Leo Tolstoy, War and Peace
We need to find 11 words (the number of letters in the title) in such a way that it is possible at the same time to write the title with its initials and the quote after reordering its letters. A run of the model looking for the most pretentious words satisfying the conditions produces the following:
\(\qquad\) Wishfulfilment
\(\qquad\) Audile
\(\qquad\) Ranty
\(\qquad\) Aridly
\(\qquad\) Nihili
\(\qquad\) Doost
\(\qquad\) Potboy
\(\qquad\) Estal
\(\qquad\) Asbestine
\(\qquad\) Chaffered
\(\qquad\) Embe
Well, English is not my native language but it looks like a tad too pretentious. Running the solver again, but this time only checking for feasibility delivers:
\(\qquad\) Wheelless
\(\qquad\) After
\(\qquad\) Rummy
\(\qquad\) Afford
\(\qquad\) National
\(\qquad\) Disinhibition
\(\qquad\) Piyyut
\(\qquad\) Ebbed
\(\qquad\) Allotted
\(\qquad\) Case
\(\qquad\) Elfish
which seems more reasonable.
At the beginning, I was surprised by how the model effortlessly, every single time, found a solution for any reasonable combination of quote and title I threw in. However, it turns out that the probability that there exist solutions is overwhelmingly large.
Since we are only interested in the frequency of the letters, it is natural to model the quotes as realizations of multinomial random variables, where the number of trials \(n\) is just the length of the excerpt and the probabilities \(p_a, p_b, \dots, p_z\) are the relative frequencies of the letters in the English language.
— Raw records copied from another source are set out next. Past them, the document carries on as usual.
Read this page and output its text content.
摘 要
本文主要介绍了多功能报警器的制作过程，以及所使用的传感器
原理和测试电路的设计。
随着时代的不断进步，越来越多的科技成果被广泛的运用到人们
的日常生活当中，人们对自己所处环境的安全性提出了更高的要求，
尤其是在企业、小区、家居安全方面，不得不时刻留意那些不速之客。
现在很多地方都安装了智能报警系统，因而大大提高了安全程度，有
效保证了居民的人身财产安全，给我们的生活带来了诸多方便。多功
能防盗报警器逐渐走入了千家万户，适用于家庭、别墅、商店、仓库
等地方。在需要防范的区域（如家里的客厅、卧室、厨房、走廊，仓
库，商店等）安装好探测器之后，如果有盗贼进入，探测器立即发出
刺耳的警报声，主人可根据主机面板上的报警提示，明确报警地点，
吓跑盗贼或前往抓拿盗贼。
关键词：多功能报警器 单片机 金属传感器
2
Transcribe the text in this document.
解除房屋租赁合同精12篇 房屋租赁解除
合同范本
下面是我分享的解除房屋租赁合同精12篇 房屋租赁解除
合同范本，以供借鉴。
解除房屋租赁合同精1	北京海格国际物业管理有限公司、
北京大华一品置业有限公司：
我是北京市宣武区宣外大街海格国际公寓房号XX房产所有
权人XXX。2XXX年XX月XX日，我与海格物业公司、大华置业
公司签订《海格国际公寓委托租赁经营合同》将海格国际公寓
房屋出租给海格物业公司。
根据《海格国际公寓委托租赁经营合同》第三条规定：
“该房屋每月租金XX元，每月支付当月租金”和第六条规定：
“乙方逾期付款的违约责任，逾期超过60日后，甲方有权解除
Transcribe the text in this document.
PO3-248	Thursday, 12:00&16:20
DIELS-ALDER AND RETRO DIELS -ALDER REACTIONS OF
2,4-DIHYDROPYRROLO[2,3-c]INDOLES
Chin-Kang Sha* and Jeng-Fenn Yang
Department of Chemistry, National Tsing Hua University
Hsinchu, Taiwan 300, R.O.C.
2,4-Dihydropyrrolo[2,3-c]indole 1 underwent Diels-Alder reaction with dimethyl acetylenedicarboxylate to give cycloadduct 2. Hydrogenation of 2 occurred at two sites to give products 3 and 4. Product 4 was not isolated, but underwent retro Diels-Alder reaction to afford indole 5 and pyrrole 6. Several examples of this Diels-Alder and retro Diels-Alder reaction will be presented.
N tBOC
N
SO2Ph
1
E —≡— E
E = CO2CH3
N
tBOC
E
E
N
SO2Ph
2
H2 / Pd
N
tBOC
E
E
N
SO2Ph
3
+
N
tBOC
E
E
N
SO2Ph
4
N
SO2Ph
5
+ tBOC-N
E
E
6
Of course, the same is true for modelling the selection of some words from the dictionary. And since the relative frequencies of letters in the dictionary are very similar to those in texts (see this Wikipedia entry), it is an acceptable approximation to use the same set of probabilities for both events.
Let’s return for a moment to the War and Peace example. The probability of the quote under the model I just described is approximately \(2.85 \cdot 10^{-16}\). This means that if we were to sample from a multinomial distribution with the adequate parameters, we would expect to draw around \(\frac{1}{2.85 \cdot 10^{-16}} \simeq 3.51 \cdot 10^{15}\) realizations to see the exact configuration corresponding to the quote. It may seem as a monstrous figure, but the number of ways to choose \(11\) words (the number of letters in War and Peace) from a dictionary of \(64250\) words is the combinatorial number \({64250}\choose{11}\), which is greater than \(1.92 \cdot 10^{47}\)!
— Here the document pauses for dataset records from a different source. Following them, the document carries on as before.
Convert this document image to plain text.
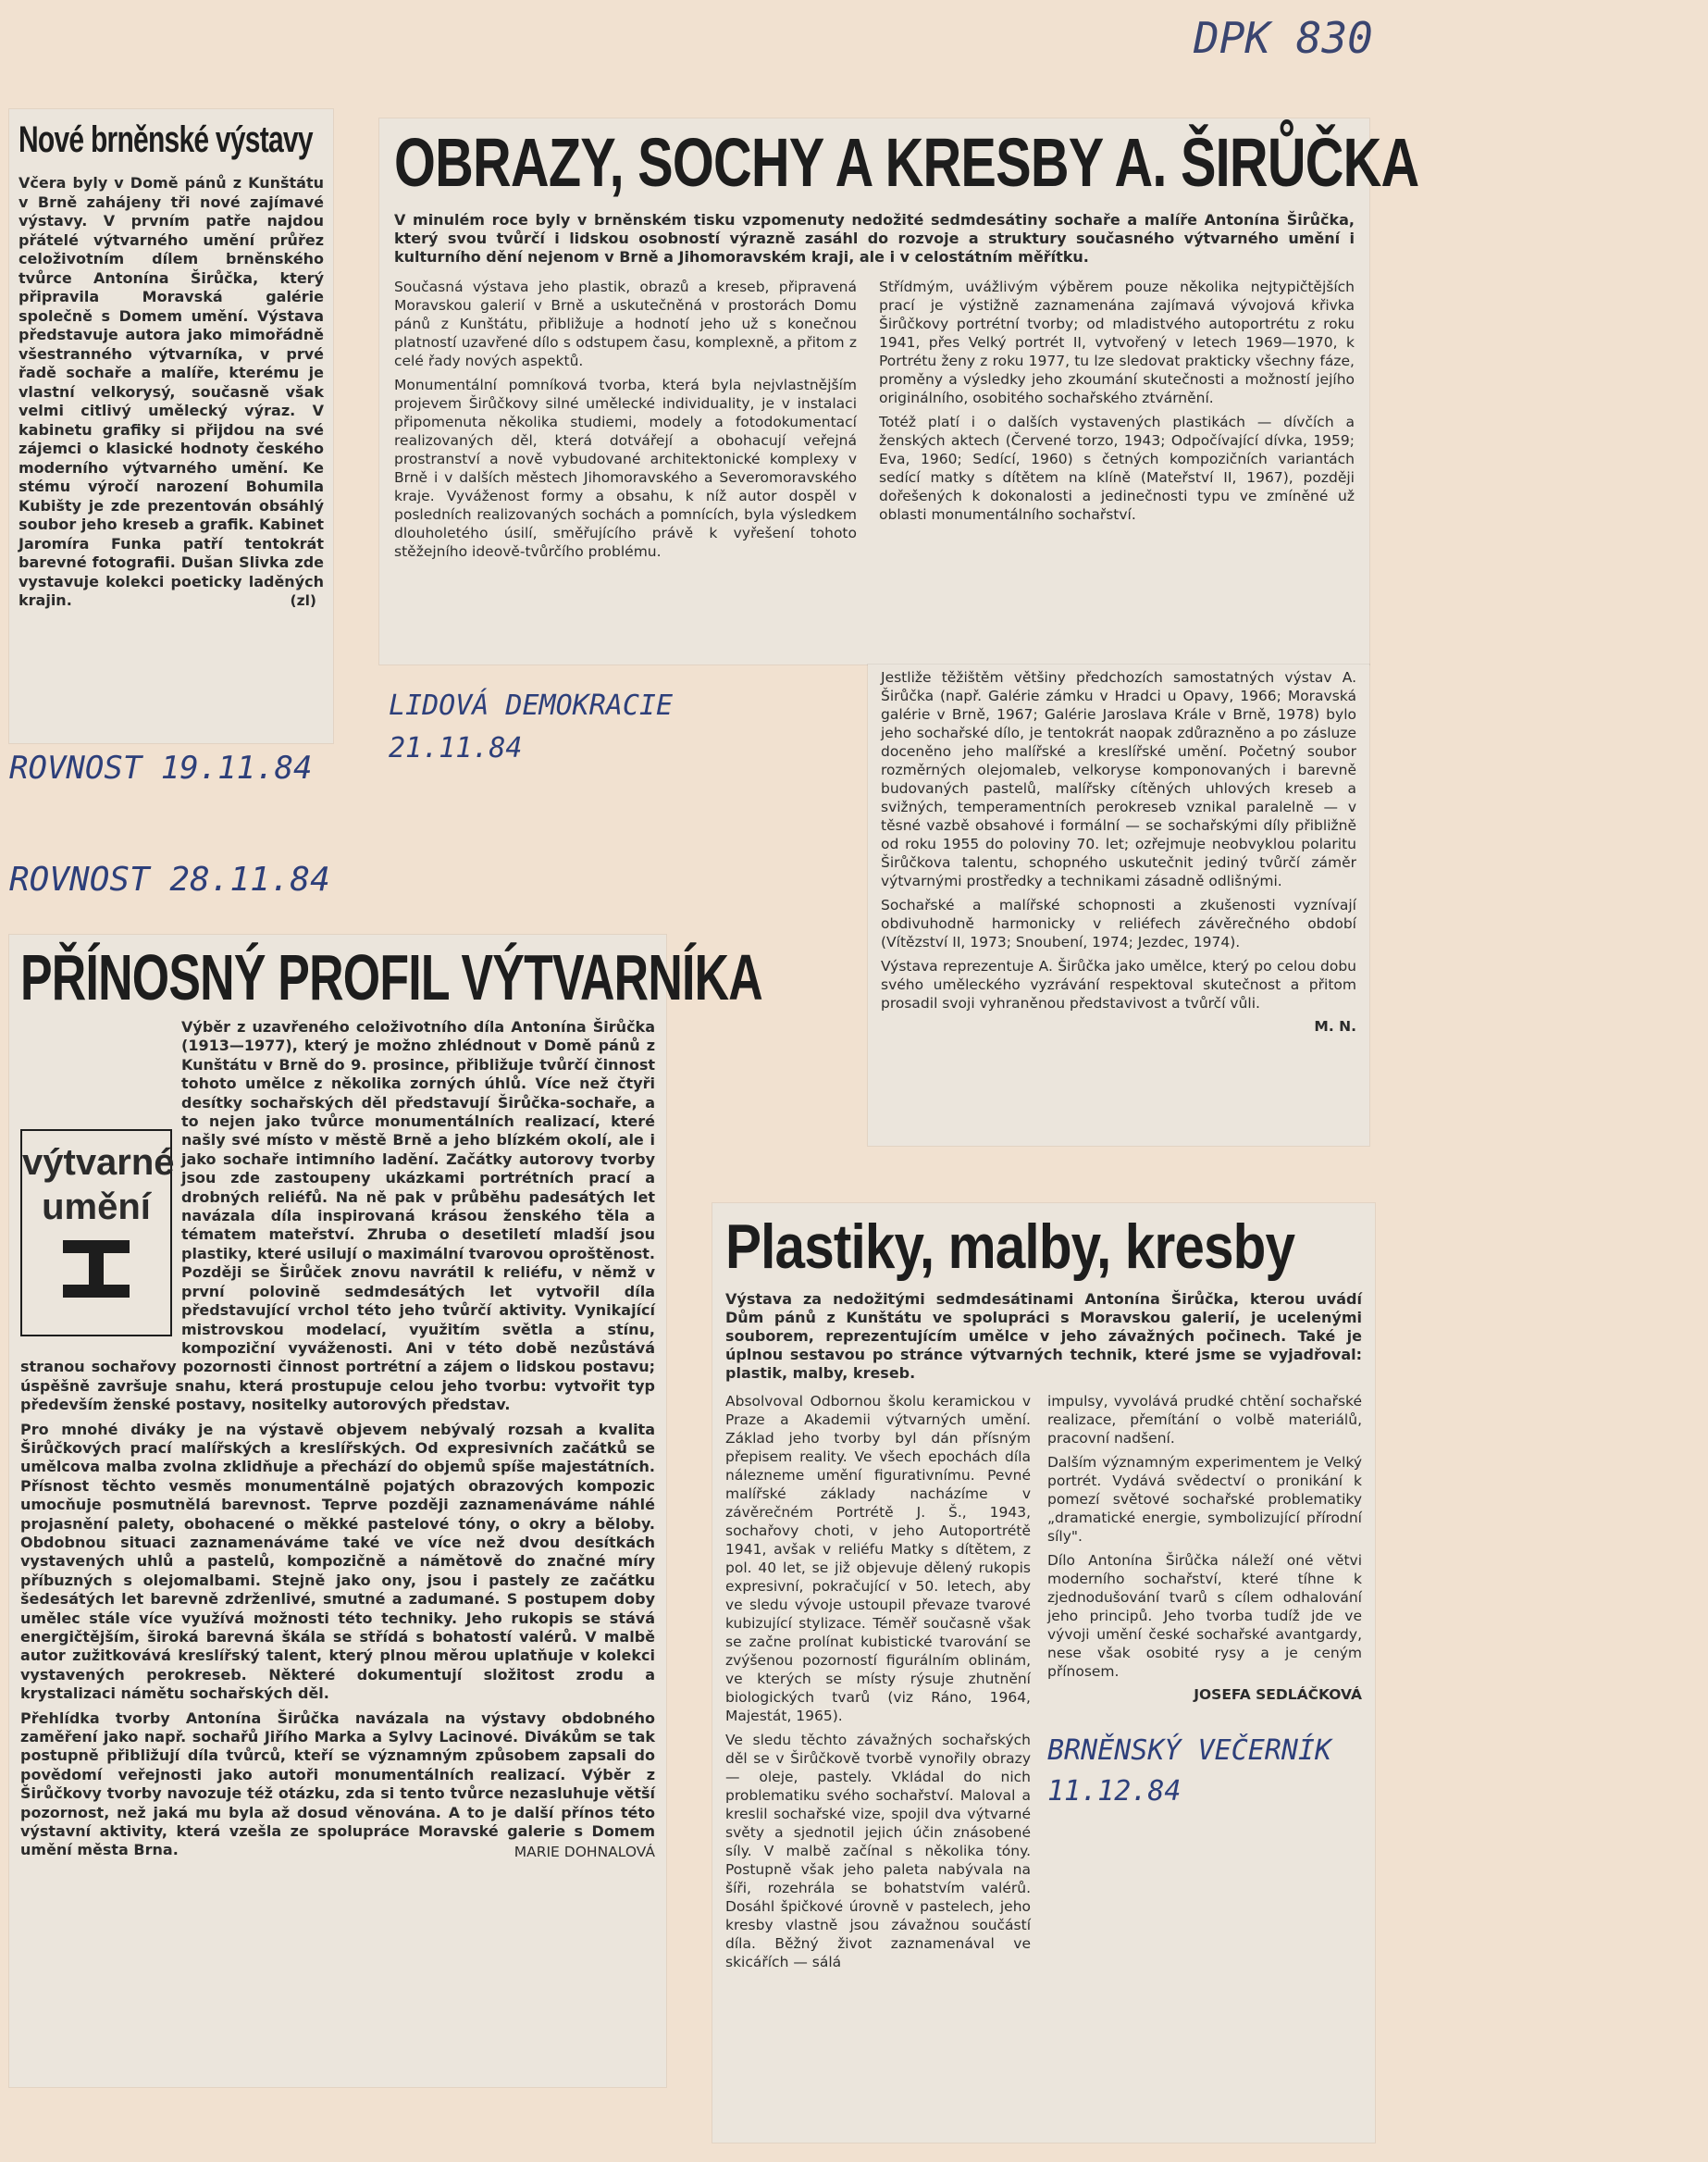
DPK 830
Nové brněnské výstavy

Včera byly v Domě pánů z Kunštátu v Brně zahájeny tři nové zajímavé výstavy. V prvním patře najdou přátelé výtvarného umění průřez celoživotním dílem brněnského tvůrce Antonína Širůčka, který připravila Moravská galérie společně s Domem umění. Výstava představuje autora jako mimořádně všestranného výtvarníka, v prvé řadě sochaře a malíře, kterému je vlastní velkorysý, současně však velmi citlivý umělecký výraz. V kabinetu grafiky si přijdou na své zájemci o klasické hodnoty českého moderního výtvarného umění. Ke stému výročí narození Bohumila Kubišty je zde prezentován obsáhlý soubor jeho kreseb a grafik. Kabinet Jaromíra Funka patří tentokrát barevné fotografii. Dušan Slivka zde vystavuje kolekci poeticky laděných krajin.	(zl)
ROVNOST 19.11.84
OBRAZY, SOCHY A KRESBY A. ŠIRŮČKA

V minulém roce byly v brněnském tisku vzpomenuty nedožité sedmdesátiny sochaře a malíře Antonína Širůčka, který svou tvůrčí i lidskou osobností výrazně zasáhl do rozvoje a struktury současného výtvarného umění i kulturního dění nejenom v Brně a Jihomoravském kraji, ale i v celostátním měřítku.

Současná výstava jeho plastik, obrazů a kreseb, připravená Moravskou galerií v Brně a uskutečněná v prostorách Domu pánů z Kunštátu, přibližuje a hodnotí jeho už s konečnou platností uzavřené dílo s odstupem času, komplexně, a přitom z celé řady nových aspektů.

Monumentální pomníková tvorba, která byla nejvlastnějším projevem Širůčkovy silné umělecké individuality, je v instalaci připomenuta několika studiemi, modely a fotodokumentací realizovaných děl, která dotvářejí a obohacují veřejná prostranství a nově vybudované architektonické komplexy v Brně i v dalších městech Jihomoravského a Severomoravského kraje. Vyváženost formy a obsahu, k níž autor dospěl v posledních realizovaných sochách a pomnících, byla výsledkem dlouholetého úsilí, směřujícího právě k vyřešení tohoto stěžejního ideově-tvůrčího problému.

Střídmým, uvážlivým výběrem pouze několika nejtypičtějších prací je výstižně zaznamenána zajímavá vývojová křivka Širůčkovy portrétní tvorby; od mladistvého autoportrétu z roku 1941, přes Velký portrét II, vytvořený v letech 1969—1970, k Portrétu ženy z roku 1977, tu lze sledovat prakticky všechny fáze, proměny a výsledky jeho zkoumání skutečnosti a možností jejího originálního, osobitého sochařského ztvárnění.

Totéž platí i o dalších vystavených plastikách — dívčích a ženských aktech (Červené torzo, 1943; Odpočívající dívka, 1959; Eva, 1960; Sedící, 1960) s četných kompozičních variantách sedící matky s dítětem na klíně (Mateřství II, 1967), později dořešených k dokonalosti a jedinečnosti typu ve zmíněné už oblasti monumentálního sochařství.

LIDOVÁ DEMOKRACIE 21.11.84

Jestliže těžištěm většiny předchozích samostatných výstav A. Širůčka (např. Galérie zámku v Hradci u Opavy, 1966; Moravská galérie v Brně, 1967; Galérie Jaroslava Krále v Brně, 1978) bylo jeho sochařské dílo, je tentokrát naopak zdůrazněno a po zásluze doceněno jeho malířské a kreslířské umění. Početný soubor rozměrných olejomaleb, velkoryse komponovaných i barevně budovaných pastelů, malířsky cítěných uhlových kreseb a svižných, temperamentních perokreseb vznikal paralelně — v těsné vazbě obsahové i formální — se sochařskými díly přibližně od roku 1955 do poloviny 70. let; ozřejmuje neobvyklou polaritu Širůčkova talentu, schopného uskutečnit jediný tvůrčí záměr výtvarnými prostředky a technikami zásadně odlišnými.

Sochařské a malířské schopnosti a zkušenosti vyznívají obdivuhodně harmonicky v reliéfech závěrečného období (Vítězství II, 1973; Snoubení, 1974; Jezdec, 1974).

Výstava reprezentuje A. Širůčka jako umělce, který po celou dobu svého uměleckého vyzrávání respektoval skutečnost a přitom prosadil svoji vyhraněnou představivost a tvůrčí vůli.

M. N.
ROVNOST 28.11.84
PŘÍNOSNÝ PROFIL VÝTVARNÍKA
výtvarné
umění

Výběr z uzavřeného celoživotního díla Antonína Širůčka (1913—1977), který je možno zhlédnout v Domě pánů z Kunštátu v Brně do 9. prosince, přibližuje tvůrčí činnost tohoto umělce z několika zorných úhlů. Více než čtyři desítky sochařských děl představují Širůčka-sochaře, a to nejen jako tvůrce monumentálních realizací, které našly své místo v městě Brně a jeho blízkém okolí, ale i jako sochaře intimního ladění. Začátky autorovy tvorby jsou zde zastoupeny ukázkami portrétních prací a drobných reliéfů. Na ně pak v průběhu padesátých let navázala díla inspirovaná krásou ženského těla a tématem mateřství. Zhruba o desetiletí mladší jsou plastiky, které usilují o maximální tvarovou oproštěnost. Později se Širůček znovu navrátil k reliéfu, v němž v první polovině sedmdesátých let vytvořil díla představující vrchol této jeho tvůrčí aktivity. Vynikající mistrovskou modelací, využitím světla a stínu, kompoziční vyváženosti. Ani v této době nezůstává stranou sochařovy pozornosti činnost portrétní a zájem o lidskou postavu; úspěšně završuje snahu, která prostupuje celou jeho tvorbu: vytvořit typ především ženské postavy, nositelky autorových představ.

Pro mnohé diváky je na výstavě objevem nebývalý rozsah a kvalita Širůčkových prací malířských a kreslířských. Od expresivních začátků se umělcova malba zvolna zklidňuje a přechází do objemů spíše majestátních. Přísnost těchto vesměs monumentálně pojatých obrazových kompozic umocňuje posmutnělá barevnost. Teprve později zaznamenáváme náhlé projasnění palety, obohacené o měkké pastelové tóny, o okry a běloby. Obdobnou situaci zaznamenáváme také ve více než dvou desítkách vystavených uhlů a pastelů, kompozičně a námětově do značné míry příbuzných s olejomalbami. Stejně jako ony, jsou i pastely ze začátku šedesátých let barevně zdrženlivé, smutné a zadumané. S postupem doby umělec stále více využívá možnosti této techniky. Jeho rukopis se stává energičtějším, široká barevná škála se střídá s bohatostí valérů. V malbě autor zužitkovává kreslířský talent, který plnou měrou uplatňuje v kolekci vystavených perokreseb. Některé dokumentují složitost zrodu a krystalizaci námětu sochařských děl.

Přehlídka tvorby Antonína Širůčka navázala na výstavy obdobného zaměření jako např. sochařů Jiřího Marka a Sylvy Lacinové. Divákům se tak postupně přibližují díla tvůrců, kteří se významným způsobem zapsali do povědomí veřejnosti jako autoři monumentálních realizací. Výběr z Širůčkovy tvorby navozuje též otázku, zda si tento tvůrce nezasluhuje větší pozornost, než jaká mu byla až dosud věnována. A to je další přínos této výstavní aktivity, která vzešla ze spolupráce Moravské galerie s Domem umění města Brna.	MARIE DOHNALOVÁ
Plastiky, malby, kresby

Výstava za nedožitými sedmdesátinami Antonína Širůčka, kterou uvádí Dům pánů z Kunštátu ve spolupráci s Moravskou galerií, je ucelenými souborem, reprezentujícím umělce v jeho závažných počinech. Také je úplnou sestavou po stránce výtvarných technik, které jsme se vyjadřoval: plastik, malby, kreseb.

Absolvoval Odbornou školu keramickou v Praze a Akademii výtvarných umění. Základ jeho tvorby byl dán přísným přepisem reality. Ve všech epochách díla nálezneme umění figurativnímu. Pevné malířské základy nacházíme v závěrečném Portrétě J. Š., 1943, sochařovy choti, v jeho Autoportrétě 1941, avšak v reliéfu Matky s dítětem, z pol. 40 let, se již objevuje dělený rukopis expresivní, pokračující v 50. letech, aby ve sledu vývoje ustoupil převaze tvarové kubizující stylizace. Téměř současně však se začne prolínat kubistické tvarování se zvýšenou pozorností figurálním oblinám, ve kterých se místy rýsuje zhutnění biologických tvarů (viz Ráno, 1964, Majestát, 1965).

Ve sledu těchto závažných sochařských děl se v Širůčkově tvorbě vynořily obrazy — oleje, pastely. Vkládal do nich problematiku svého sochařství. Maloval a kreslil sochařské vize, spojil dva výtvarné světy a sjednotil jejich účin znásobené síly. V malbě začínal s několika tóny. Postupně však jeho paleta nabývala na šíři, rozehrála se bohatstvím valérů. Dosáhl špičkové úrovně v pastelech, jeho kresby vlastně jsou závažnou součástí díla. Běžný život zaznamenával ve skicářích — sálá

impulsy, vyvolává prudké chtění sochařské realizace, přemítání o volbě materiálů, pracovní nadšení.

Dalším významným experimentem je Velký portrét. Vydává svědectví o pronikání k pomezí světové sochařské problematiky „dramatické energie, symbolizující přírodní síly".

Dílo Antonína Širůčka náleží oné větvi moderního sochařství, které tíhne k zjednodušování tvarů s cílem odhalování jeho principů. Jeho tvorba tudíž jde ve vývoji umění české sochařské avantgardy, nese však osobité rysy a je ceným přínosem.

JOSEFA SEDLÁČKOVÁ
BRNĚNSKÝ VEČERNÍK 11.12.84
Of course, not all of these combinations will be valid candidates. For instance, they need to satisfy the restrictions on the initials: that is, exactly one of them should start with “w”, three with “a”, and so forth. But even when imposing this condition, we are left with more than \(3.77 \cdot 10^{37}\) configurations. It is necessary to further restrict the candidates to have the same total length as the quote, but I think you get the idea: the number of possible combinations from the dictionary is orders of magnitude larger than the probability of drawing the quote’s configuration.
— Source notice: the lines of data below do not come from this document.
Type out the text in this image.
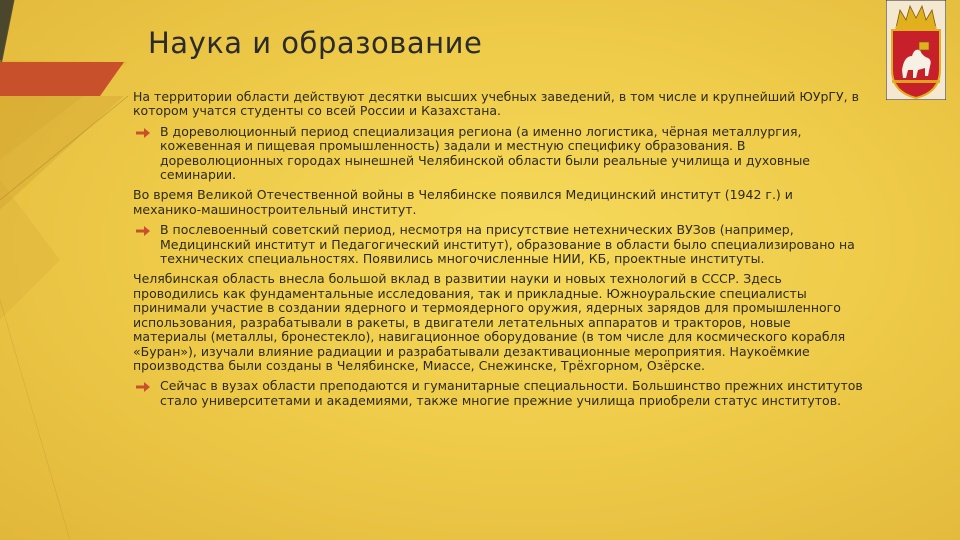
Наука и образование
На территории области действуют десятки высших учебных заведений, в том числе и крупнейший ЮУрГУ, в котором учатся студенты со всей России и Казахстана.
В дореволюционный период специализация региона (а именно логистика, чёрная металлургия, кожевенная и пищевая промышленность) задали и местную специфику образования. В дореволюционных городах нынешней Челябинской области были реальные училища и духовные семинарии.
Во время Великой Отечественной войны в Челябинске появился Медицинский институт (1942 г.) и механико-машиностроительный институт.
В послевоенный советский период, несмотря на присутствие нетехнических ВУЗов (например, Медицинский институт и Педагогический институт), образование в области было специализировано на технических специальностях. Появились многочисленные НИИ, КБ, проектные институты.
Челябинская область внесла большой вклад в развитии науки и новых технологий в СССР. Здесь проводились как фундаментальные исследования, так и прикладные. Южноуральские специалисты принимали участие в создании ядерного и термоядерного оружия, ядерных зарядов для промышленного использования, разрабатывали в ракеты, в двигатели летательных аппаратов и тракторов, новые материалы (металлы, бронестекло), навигационное оборудование (в том числе для космического корабля «Буран»), изучали влияние радиации и разрабатывали дезактивационные мероприятия. Наукоёмкие производства были созданы в Челябинске, Миассе, Снежинске, Трёхгорном, Озёрске.
Сейчас в вузах области преподаются и гуманитарные специальности. Большинство прежних институтов стало университетами и академиями, также многие прежние училища приобрели статус институтов.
Finally, in order to ensure that many of the possible sets of words have the combined length of the quote, we should take into account that the average length of the words in the dictionary (at least, the one I am using) is roughly \(\mu = 8.44\), with standard deviation \(\sigma = 2.65\). So, to be on the safe side, I usually consider quotes that have between 6 and 11 (\(\simeq 8.44 \pm 2.65\)) letters per each letter in the title. When the title is too short or too long to guarantee this condition, it is common to use the name or initials of the author. The heuristics behind this design decision is that the combined length of \(K\) words should follow approximately a normal distribution \({\mathcal N}(K \cdot \mu, \sqrt{K} \cdot \sigma)\) by the Central Limit Theorem, provided that \(K\) is large. In practice, this means that every length in the range \([K \cdot \mu - \sqrt{K} \cdot \sigma, K \cdot \mu + \sqrt{K} \cdot \sigma]\) is achieved by a sizeable proportion of combinations of \(K\) words from the dictionary.